在フィリピン日本大使館は16日、比日経済連携協定(EPA)に基づき日本で就労した第1陣比人看護師のうち、国家試験での不合格や個人的な事情で帰国した人たちを対象に、比国内での再就職説明会を首都圏マカティ市内のホテルで初開催した。同協定に基づき日本で約3年間就労した比人看護師らの能力に日系企業や医療施設の関心が集まったが、求める人材と求職者のニーズがかみ合わない様子も見られた。

2009年5月に渡日した第1陣の看護師93人のうち、62人が不合格や個人的な事情で5月末までに帰国した。大使館が連絡を取ることができた50人のうち、30人が説明会に参加した。

会場が首都圏だったため、地方出身者の多くが参加できなかったほか、中にはすでにアラブ首長国連邦で働いている人もいたという。

雇用側は、大使館がフィリピン日本人商工会議所の会員企業や医療施設などに参加呼び掛けを求め、16社が集まった。求める職種は、医療施設や工場、工事現場、日系企業内の診療所での看護師、通訳、事務など。

大使館は比の厚生省にも掛け合い、国立病院などの説明会参加を呼び掛けたが、予算がないという理由で断られたという。
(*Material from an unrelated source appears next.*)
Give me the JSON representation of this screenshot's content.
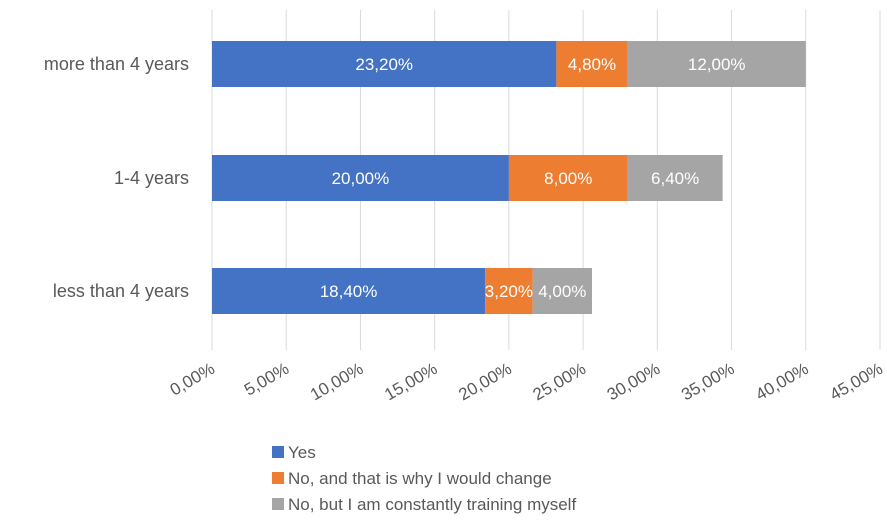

会場に視察に訪れた労働雇用省、送り出し帰還の海外雇用局の職員らによると、現段階では同省としてEPA帰国者に対する支援は準備していない。

説明会は、会場に設置された机ごとに各企業の担当者が座り、求職者が自由に机を回って話をする形式で行われた。求める人材がいれば、その場で採用に向けた面接が可能だったが、採用に至るケースはなかった。
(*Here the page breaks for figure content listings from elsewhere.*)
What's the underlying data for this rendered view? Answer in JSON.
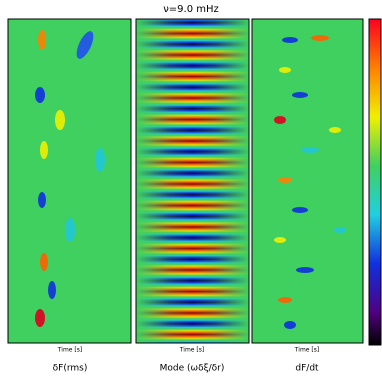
{
  "title": "ν=9.0 mHz",
  "panels": [
    {
      "x_label": "Time [s]",
      "caption": "δF(rms)"
    },
    {
      "x_label": "Time [s]",
      "caption": "Mode (ωδξ/δr)"
    },
    {
      "x_label": "Time [s]",
      "caption": "dF/dt"
    }
  ]
}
企業側の多くが、3年間日本で就労した比人看護師の日本語能力や、帰国者の状況に関心を抱いている一方で、「3年やったわりには日本語能力が思っていたより低い」「聞き取りはできるようだが、受け答えが難しそうだ」との声が上がった。

また、社内の共通語が英語のため、日本語能力は必要なく、海外での就労経験があるだけでは特別な強みにはならないと指摘する声も出た。

さらに、医療施設の担当者は、看護師資格取得者があふれ、雇用の受け皿が不足しているために、比国内の看護師の給与が、最低賃金レベルに低く抑えられていると説明。「日本で責任ある立場で職務経験があり、リーダーシップを発揮できるような人なら、雇いたいと思う。しかし、国家試験に合格しなければ日本では責任ある職務は経験できないし、合格者は当然、日本に残る」と話し、ミスマッチの状況を語った。
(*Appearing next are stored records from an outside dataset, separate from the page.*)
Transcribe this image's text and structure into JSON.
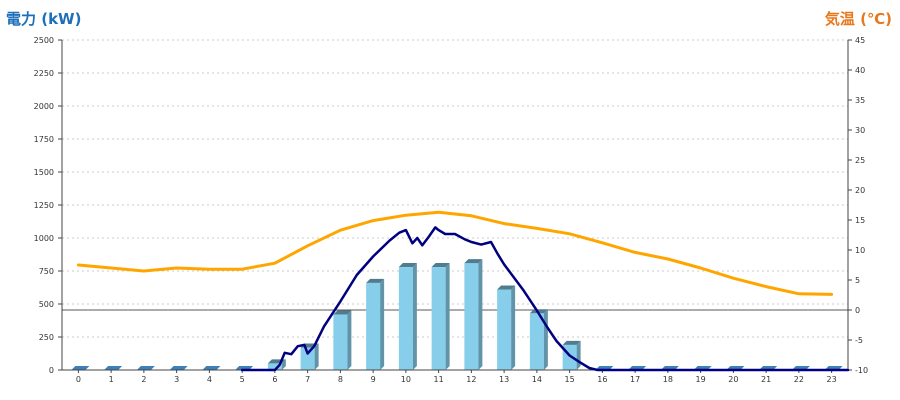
{
  "chart_data": {
    "type": "bar",
    "title_left": "電力 (kW)",
    "title_right": "気温 (℃)",
    "categories": [
      "0",
      "1",
      "2",
      "3",
      "4",
      "5",
      "6",
      "7",
      "8",
      "9",
      "10",
      "11",
      "12",
      "13",
      "14",
      "15",
      "16",
      "17",
      "18",
      "19",
      "20",
      "21",
      "22",
      "23"
    ],
    "y_left": {
      "min": 0,
      "max": 2500,
      "step": 250,
      "ticks": [
        "0",
        "250",
        "500",
        "750",
        "1000",
        "1250",
        "1500",
        "1750",
        "2000",
        "2250",
        "2500"
      ]
    },
    "y_right": {
      "min": -10,
      "max": 45,
      "step": 5,
      "ticks": [
        "-10",
        "-5",
        "0",
        "5",
        "10",
        "15",
        "20",
        "25",
        "30",
        "35",
        "40",
        "45"
      ]
    },
    "grid": true,
    "series": [
      {
        "type": "bar",
        "axis": "left",
        "values": [
          0,
          0,
          0,
          0,
          0,
          0,
          50,
          170,
          420,
          660,
          780,
          780,
          810,
          610,
          430,
          190,
          0,
          0,
          0,
          0,
          0,
          0,
          0,
          0
        ]
      },
      {
        "type": "line",
        "axis": "left",
        "x": [
          5.0,
          6.0,
          6.15,
          6.3,
          6.5,
          6.7,
          6.9,
          7.0,
          7.2,
          7.5,
          8.0,
          8.5,
          9.0,
          9.5,
          9.8,
          10.0,
          10.2,
          10.35,
          10.5,
          10.7,
          10.9,
          11.0,
          11.2,
          11.5,
          11.8,
          12.0,
          12.3,
          12.6,
          12.8,
          13.0,
          13.3,
          13.6,
          14.0,
          14.3,
          14.6,
          15.0,
          15.3,
          15.6,
          15.85,
          16.0,
          17.0,
          18.0,
          19.0,
          20.0,
          21.0,
          22.0,
          23.0,
          23.5
        ],
        "values": [
          0,
          0,
          40,
          130,
          120,
          180,
          190,
          125,
          180,
          330,
          520,
          720,
          860,
          980,
          1040,
          1060,
          960,
          1000,
          945,
          1010,
          1080,
          1060,
          1030,
          1030,
          990,
          970,
          950,
          970,
          880,
          800,
          700,
          600,
          450,
          330,
          220,
          110,
          60,
          15,
          0,
          0,
          0,
          0,
          0,
          0,
          0,
          0,
          0,
          0
        ]
      },
      {
        "type": "line",
        "axis": "right",
        "x": [
          0,
          1,
          2,
          3,
          4,
          5,
          6,
          7,
          8,
          9,
          10,
          11,
          12,
          13,
          14,
          15,
          16,
          17,
          18,
          19,
          20,
          21,
          22,
          23
        ],
        "values": [
          7.5,
          7,
          6.5,
          7,
          6.8,
          6.8,
          7.8,
          10.7,
          13.3,
          14.9,
          15.8,
          16.3,
          15.7,
          14.4,
          13.6,
          12.7,
          11.2,
          9.6,
          8.5,
          7,
          5.3,
          3.9,
          2.7,
          2.6
        ]
      }
    ],
    "colors": {
      "bar": "#87CEEB",
      "power_line": "#000080",
      "temp_line": "#FFA500",
      "title_left": "#1E6FB8",
      "title_right": "#E8781E"
    }
  }
}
一方、参加した比人看護師は、高い給与水準と家族の生活水準を引き上げるため、サウジアラビアや日本での就労を選んだ人たち。「より良い機会があればどこへでも行く」という意識が強く、日本や日系企業での就労が、選択肢の一つにすぎない状況が垣間見られた。大使館の支援に感謝を示す一方で、「カナダにいる夫の元に行く手続きを行っている最中」「自分の事業を立ち上げようと思っている」と答えた看護師もいた。

大使館は、参加した看護師30人に、今後も病院や日系企業に関する情報や、国家試験の受験に関する情報を希望するかどうかなどを尋ねるアンケートを配布した。結果に沿って、希望者には今後も、雇用情報を配信したり、相談に応じるなど再就職・再受験支援を続ける方針。